Over the weekend, The Wall Street Journal had no trouble with that fact, noting that “Gov. Palin faced a weekend of critical news coverage following an Alaska legislative report concluding that she violated state ethics laws…” And this morning, ABC’s Jake Tapper turned in a report on Good Morning America, that, in under three minutes, debunked three of Palin’s “repeated false assertion[s]” about the contents of the report. Tapper said, straight up, that the report concluded she had “abused her power and violated state ethics laws.”

(Even Palin should agree. In 2004, Palin and a Democratic lawmaker issued a joint statement calling for a formal investigation of the sitting governor and his attorney general under the Ethics Act, which they repeatedly referred to as state law.)

Still, some outlets continue to say that the report found no violation of the law.

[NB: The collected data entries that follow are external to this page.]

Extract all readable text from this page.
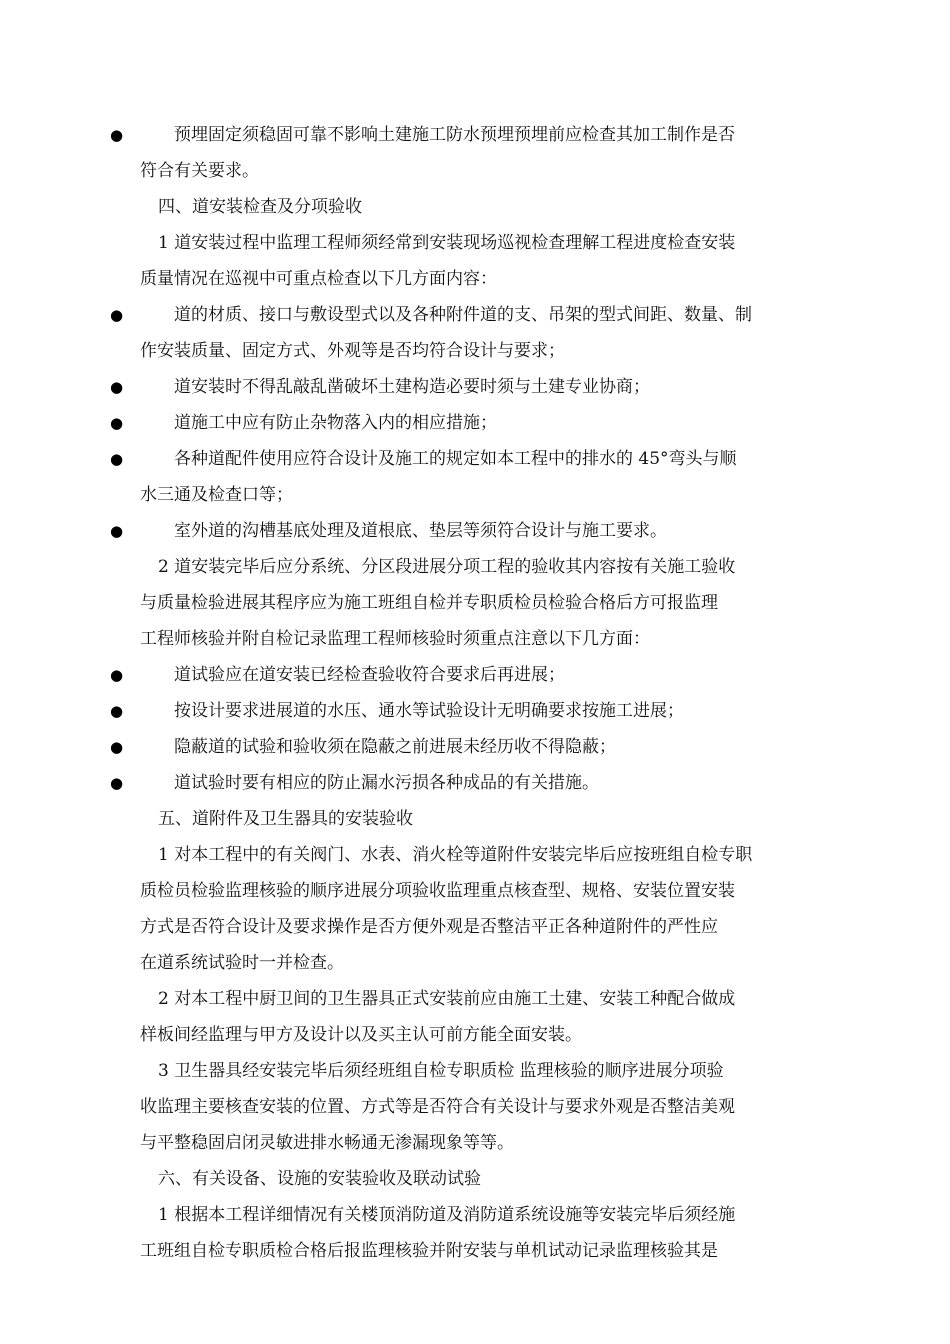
●	预埋固定须稳固可靠不影响土建施工防水预埋预埋前应检查其加工制作是否
符合有关要求。
四、道安装检查及分项验收
1 道安装过程中监理工程师须经常到安装现场巡视检查理解工程进度检查安装
质量情况在巡视中可重点检查以下几方面内容：
●	道的材质、接口与敷设型式以及各种附件道的支、吊架的型式间距、数量、制
作安装质量、固定方式、外观等是否均符合设计与要求；
●	道安装时不得乱敲乱凿破坏土建构造必要时须与土建专业协商；
●	道施工中应有防止杂物落入内的相应措施；
●	各种道配件使用应符合设计及施工的规定如本工程中的排水的 45°弯头与顺
水三通及检查口等；
●	室外道的沟槽基底处理及道根底、垫层等须符合设计与施工要求。
2 道安装完毕后应分系统、分区段进展分项工程的验收其内容按有关施工验收
与质量检验进展其程序应为施工班组自检并专职质检员检验合格后方可报监理
工程师核验并附自检记录监理工程师核验时须重点注意以下几方面：
●	道试验应在道安装已经检查验收符合要求后再进展；
●	按设计要求进展道的水压、通水等试验设计无明确要求按施工进展；
●	隐蔽道的试验和验收须在隐蔽之前进展未经历收不得隐蔽；
●	道试验时要有相应的防止漏水污损各种成品的有关措施。
五、道附件及卫生器具的安装验收
1 对本工程中的有关阀门、水表、消火栓等道附件安装完毕后应按班组自检专职
质检员检验监理核验的顺序进展分项验收监理重点核查型、规格、安装位置安装
方式是否符合设计及要求操作是否方便外观是否整洁平正各种道附件的严性应
在道系统试验时一并检查。
2 对本工程中厨卫间的卫生器具正式安装前应由施工土建、安装工种配合做成
样板间经监理与甲方及设计以及买主认可前方能全面安装。
3 卫生器具经安装完毕后须经班组自检专职质检 监理核验的顺序进展分项验
收监理主要核查安装的位置、方式等是否符合有关设计与要求外观是否整洁美观
与平整稳固启闭灵敏进排水畅通无渗漏现象等等。
六、有关设备、设施的安装验收及联动试验
1 根据本工程详细情况有关楼顶消防道及消防道系统设施等安装完毕后须经施
工班组自检专职质检合格后报监理核验并附安装与单机试动记录监理核验其是
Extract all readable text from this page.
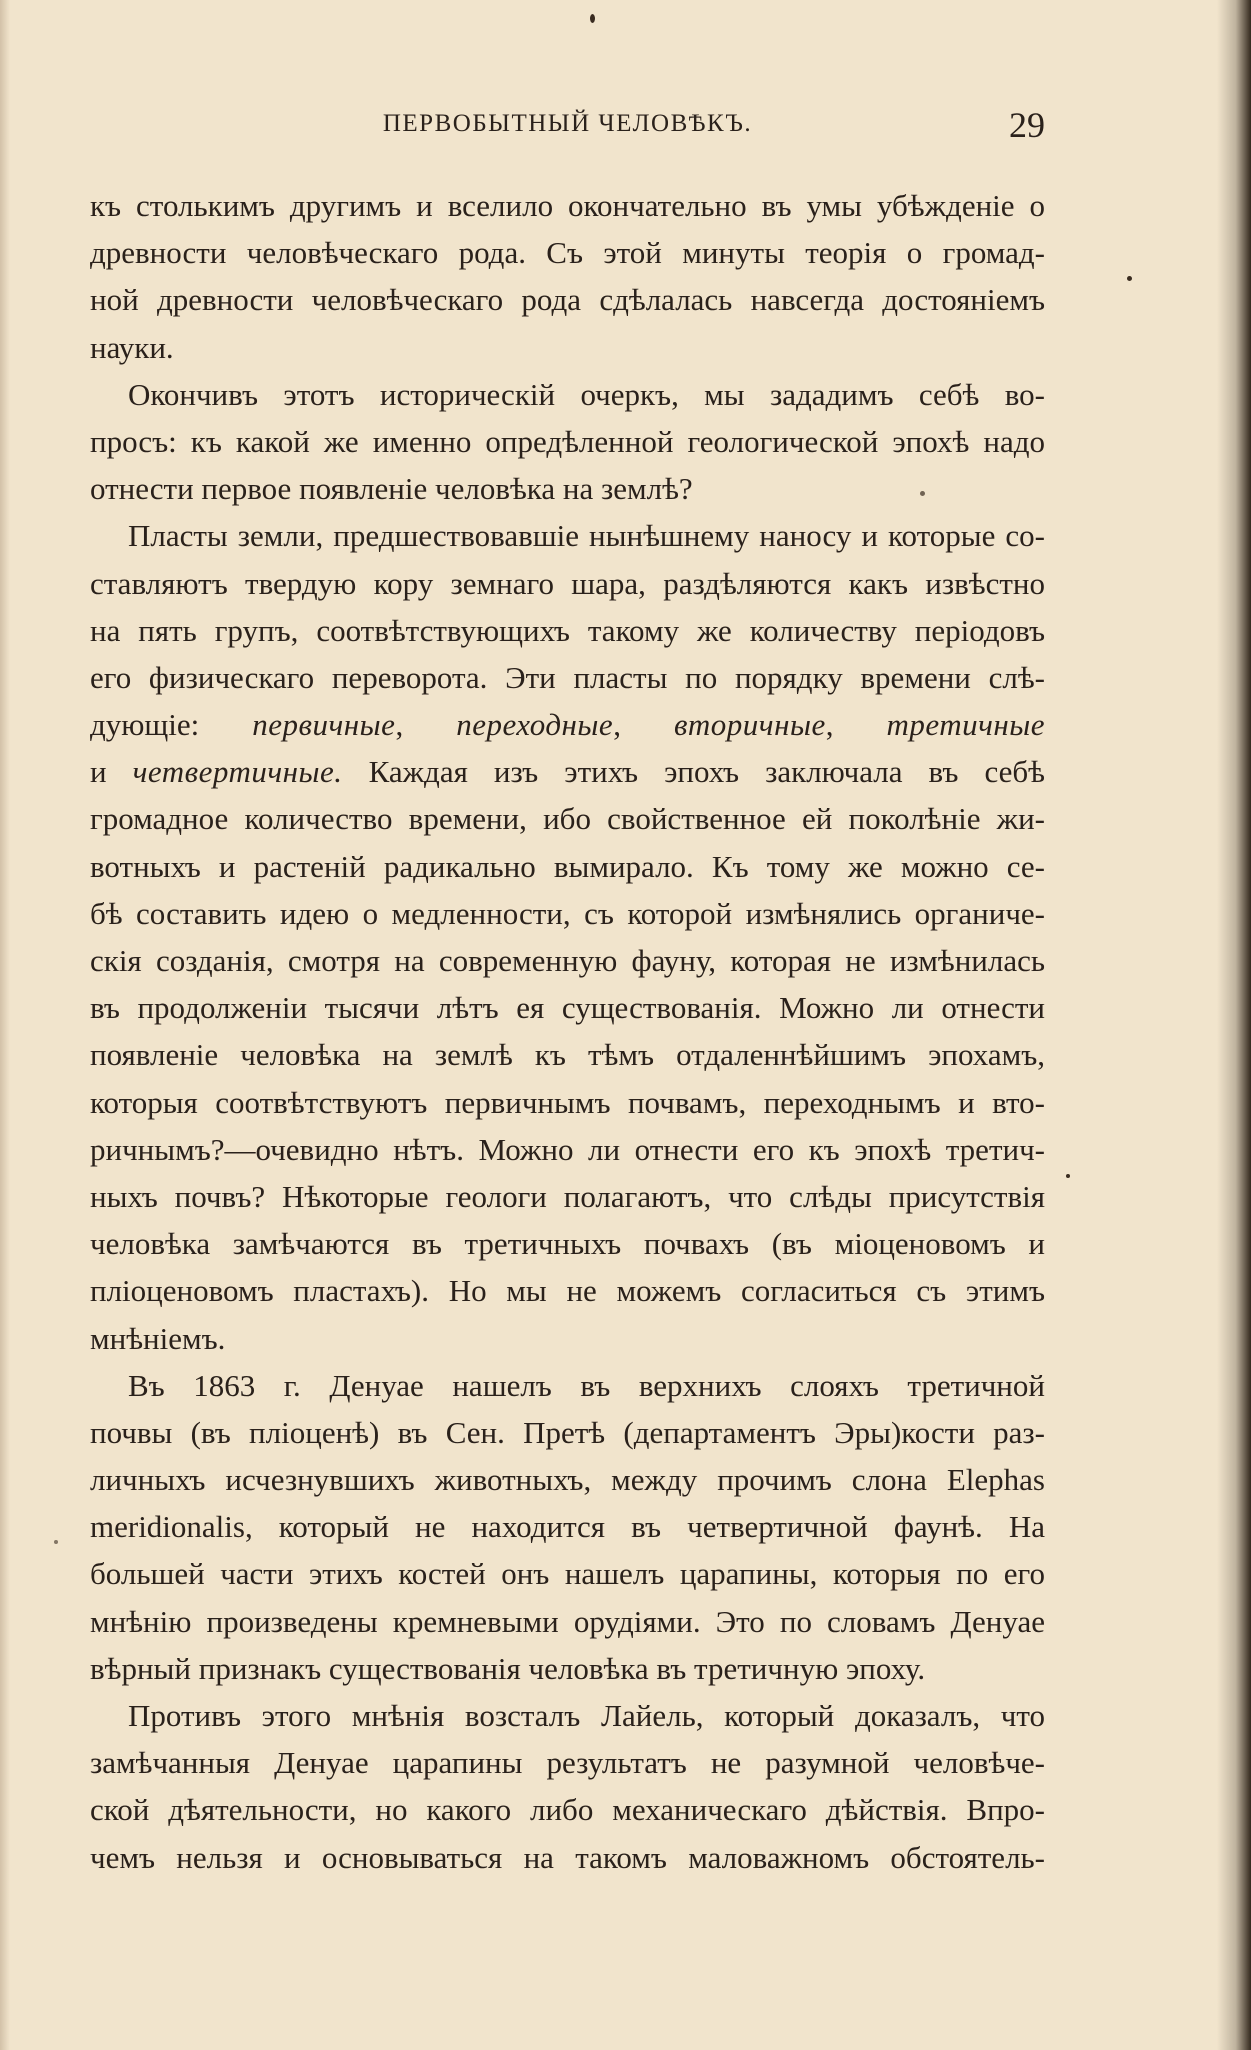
ПЕРВОБЫТНЫЙ ЧЕЛОВѢКЪ.	29
къ столькимъ другимъ и вселило окончательно въ умы убѣжденіе о
древности человѣческаго рода. Съ этой минуты теорія о громад-
ной древности человѣческаго рода сдѣлалась навсегда достояніемъ
науки.
Окончивъ этотъ историческій очеркъ, мы зададимъ себѣ во-
просъ: къ какой же именно опредѣленной геологической эпохѣ надо
отнести первое появленіе человѣка на землѣ?
Пласты земли, предшествовавшіе нынѣшнему наносу и которые со-
ставляютъ твердую кору земнаго шара, раздѣляются какъ извѣстно
на пять групъ, соотвѣтствующихъ такому же количеству періодовъ
его физическаго переворота. Эти пласты по порядку времени слѣ-
дующіе: первичные, переходные, вторичные, третичные
и четвертичные. Каждая изъ этихъ эпохъ заключала въ себѣ
громадное количество времени, ибо свойственное ей поколѣніе жи-
вотныхъ и растеній радикально вымирало. Къ тому же можно се-
бѣ составить идею о медленности, съ которой измѣнялись органиче-
скія созданія, смотря на современную фауну, которая не измѣнилась
въ продолженіи тысячи лѣтъ ея существованія. Можно ли отнести
появленіе человѣка на землѣ къ тѣмъ отдаленнѣйшимъ эпохамъ,
которыя соотвѣтствуютъ первичнымъ почвамъ, переходнымъ и вто-
ричнымъ?—очевидно нѣтъ. Можно ли отнести его къ эпохѣ третич-
ныхъ почвъ? Нѣкоторые геологи полагаютъ, что слѣды присутствія
человѣка замѣчаются въ третичныхъ почвахъ (въ міоценовомъ и
пліоценовомъ пластахъ). Но мы не можемъ согласиться съ этимъ
мнѣніемъ.
Въ 1863 г. Денуае нашелъ въ верхнихъ слояхъ третичной
почвы (въ пліоценѣ) въ Сен. Претѣ (департаментъ Эры)кости раз-
личныхъ исчезнувшихъ животныхъ, между прочимъ слона Elephas
meridionalis, который не находится въ четвертичной фаунѣ. На
большей части этихъ костей онъ нашелъ царапины, которыя по его
мнѣнію произведены кремневыми орудіями. Это по словамъ Денуае
вѣрный признакъ существованія человѣка въ третичную эпоху.
Противъ этого мнѣнія возсталъ Лайель, который доказалъ, что
замѣчанныя Денуае царапины результатъ не разумной человѣче-
ской дѣятельности, но какого либо механическаго дѣйствія. Впро-
чемъ нельзя и основываться на такомъ маловажномъ обстоятель-
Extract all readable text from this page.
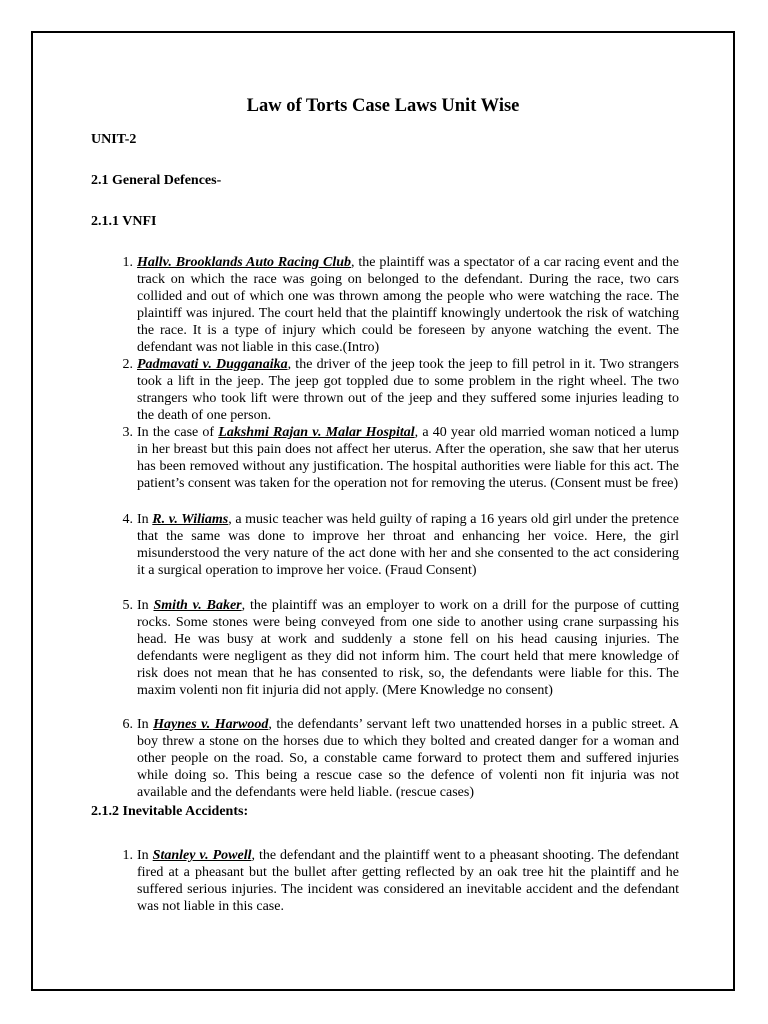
Law of Torts Case Laws Unit Wise

UNIT-2

2.1 General Defences-

2.1.1 VNFI

1. Hallv. Brooklands Auto Racing Club, the plaintiff was a spectator of a car racing event and the track on which the race was going on belonged to the defendant. During the race, two cars collided and out of which one was thrown among the people who were watching the race. The plaintiff was injured. The court held that the plaintiff knowingly undertook the risk of watching the race. It is a type of injury which could be foreseen by anyone watching the event. The defendant was not liable in this case.(Intro)
2. Padmavati v. Dugganaika, the driver of the jeep took the jeep to fill petrol in it. Two strangers took a lift in the jeep. The jeep got toppled due to some problem in the right wheel. The two strangers who took lift were thrown out of the jeep and they suffered some injuries leading to the death of one person.
3. In the case of Lakshmi Rajan v. Malar Hospital, a 40 year old married woman noticed a lump in her breast but this pain does not affect her uterus. After the operation, she saw that her uterus has been removed without any justification. The hospital authorities were liable for this act. The patient’s consent was taken for the operation not for removing the uterus. (Consent must be free)
4. In R. v. Wiliams, a music teacher was held guilty of raping a 16 years old girl under the pretence that the same was done to improve her throat and enhancing her voice. Here, the girl misunderstood the very nature of the act done with her and she consented to the act considering it a surgical operation to improve her voice. (Fraud Consent)
5. In Smith v. Baker, the plaintiff was an employer to work on a drill for the purpose of cutting rocks. Some stones were being conveyed from one side to another using crane surpassing his head. He was busy at work and suddenly a stone fell on his head causing injuries. The defendants were negligent as they did not inform him. The court held that mere knowledge of risk does not mean that he has consented to risk, so, the defendants were liable for this. The maxim volenti non fit injuria did not apply. (Mere Knowledge no consent)
6. In Haynes v. Harwood, the defendants’ servant left two unattended horses in a public street. A boy threw a stone on the horses due to which they bolted and created danger for a woman and other people on the road. So, a constable came forward to protect them and suffered injuries while doing so. This being a rescue case so the defence of volenti non fit injuria was not available and the defendants were held liable. (rescue cases)

2.1.2 Inevitable Accidents:

1. In Stanley v. Powell, the defendant and the plaintiff went to a pheasant shooting. The defendant fired at a pheasant but the bullet after getting reflected by an oak tree hit the plaintiff and he suffered serious injuries. The incident was considered an inevitable accident and the defendant was not liable in this case.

This afternoon, MSNBC ran this chyron under a conversation with Palin spokesperson Meg Stapleton: “Alaskan legislators find that Palin broke ethics rules but not the law.” And The Anchorage Daily News is treating the question of whether or not the report said she broke the law as a partisan he-said/she-said.

This isn’t clarity. It isn’t even correct. It’s an excess of evenhandedness. Palin can dispute the accuracy of Branchflower’s reading of state law, or even question—as she has—if it was appropriate for the legislature to investigate the matter. But no matter what you heard—or didn’t hear—since the release of the report, its conclusion is clear: she broke the law.